The last argument of get
is the value to be returned in case the key does
not exist. We can check that this is indeed protecting us against exceptions
by trying to access a key that is not in our object:
get(mus_musculus, "subspecies", nothing)
In order to get a list of the keys for a given dictionary, we can use the
keys
function:
keys(mus_musculus)
KeySet for a Dict{String, String} with 10 entries. Keys:
"phylum"
"vernacular"
"family"
"genus"
"subgenus"
"class"
"order"
"authority"
"kingdom"
"species"
This is a strange little object (a KeySet
), which we can iterate over (and
we will see what iteration is in a future module); to get it to a format we
know, we can pass it through collect
:
mus_keys = collect(keys(mus_musculus))
10-element Vector{String}:
"phylum"
"vernacular"
"family"
"genus"
"subgenus"
"class"
"order"
"authority"
"kingdom"
"species"
We can do the same thing with the values
of a dictionary:
mus_values = collect(values(mus_musculus))
10-element Vector{String}:
"Chordata"
"House mouse"
"Muridae"
"Mus"
"Mus"
"Mammalia"
"Rodentia"
"L. 1758"
"Animalia"
"musculus"
An interesting little command is zip
: we can use it to create a dictionary
from two arrays, one with the keys and one with the values:
mus_zip = Dict(zip(mus_keys, mus_values))
Dict{String, String} with 10 entries:
"phylum" => "Chordata"
"vernacular" => "House mouse"
"family" => "Muridae"
"genus" => "Mus"
"subgenus" => "Mus"
"class" => "Mammalia"
"order" => "Rodentia"
"authority" => "L. 1758"
"kingdom" => "Animalia"
"species" => "musculus"
The final data structure related to dictionaries is the Pair`. A pair associates one key to one value:
pair_one_two = 1 => 2
1 => 2
We can use a different notation as well:
pair_one_two_take_2 = Pair(1,2)
1 => 2
The elements of a pair can be accessed using first
and last
:
first(pair_one_two)
1
last(pair_one_two)
2
Why are we talking about pairs here? Because dictionaries are simply a series of pairs wearing a trench coat:
eltype(collect(mus_musculus))
Pair{String, String}
We can collect
a dictionary into a vector of Pair
, but more importantly,
we can create a dictionary from a vector of pairs. This is, indeed, what
we have done when we created the mus_musculus
variable.
A final noteworthy information is that we can expand dictionaries, by adding keys:
mus_musculus["IUCN"] = "least concern"
"least concern"
This is also more properly expressed as:
setindex!(mus_musculus, "IUCN", "least concern")

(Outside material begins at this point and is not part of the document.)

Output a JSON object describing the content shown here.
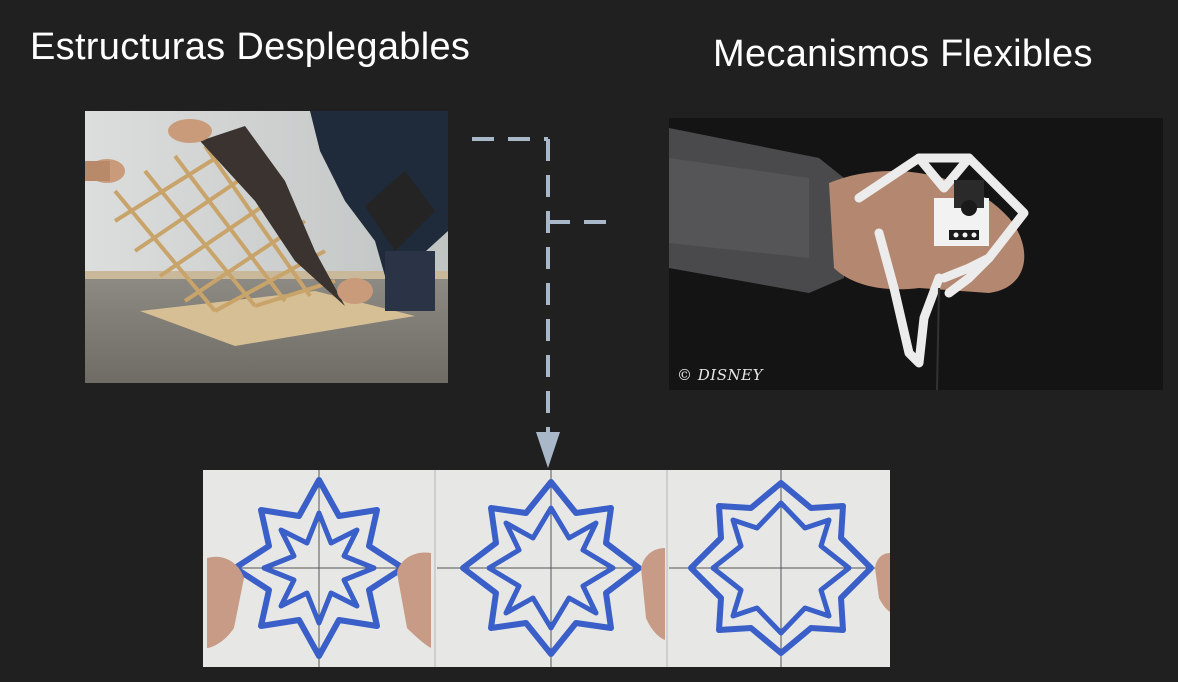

Dict{String, String} with 12 entries:
"family" => "Muridae"
"subgenus" => "Mus"
"genus" => "Mus"
"least concern" => "IUCN"
"vernacular" => "House mouse"
"IUCN" => "least concern"
"class" => "Mammalia"
"kingdom" => "Animalia"
"species" => "musculus"
"phylum" => "Chordata"
"authority" => "L. 1758"
"order" => "Rodentia"
And we can, similarly, remove information from a dictionary:
delete!(mus_musculus, "subgenus")
Dict{String, String} with 11 entries:
"family" => "Muridae"
"genus" => "Mus"
"least concern" => "IUCN"
"vernacular" => "House mouse"
"IUCN" => "least concern"
"class" => "Mammalia"
"kingdom" => "Animalia"
"species" => "musculus"
"phylum" => "Chordata"
"authority" => "L. 1758"
"order" => "Rodentia"
Note that this function does not throw an exception if we try to delete a
key that does not exist. If we want to delete a key but keep track of its
value, the right function to use is pop!
:
mus_iucn_status = pop!(mus_musculus, "IUCN", nothing)
"least concern"
This will remove the key from the dictionary, but save the value to a variable. The third argument specifies what should be returned if the key doesn’t exist, in order to avoid an exception:
pop!(mus_musculus, "IUCN", nothing)
In summary, pairs and dictionaries are extremely useful data structures when there is a need to associate a value with a more memorable name. They have a lot of uses when, for example, storing the parameters of a model, or reading JSON files.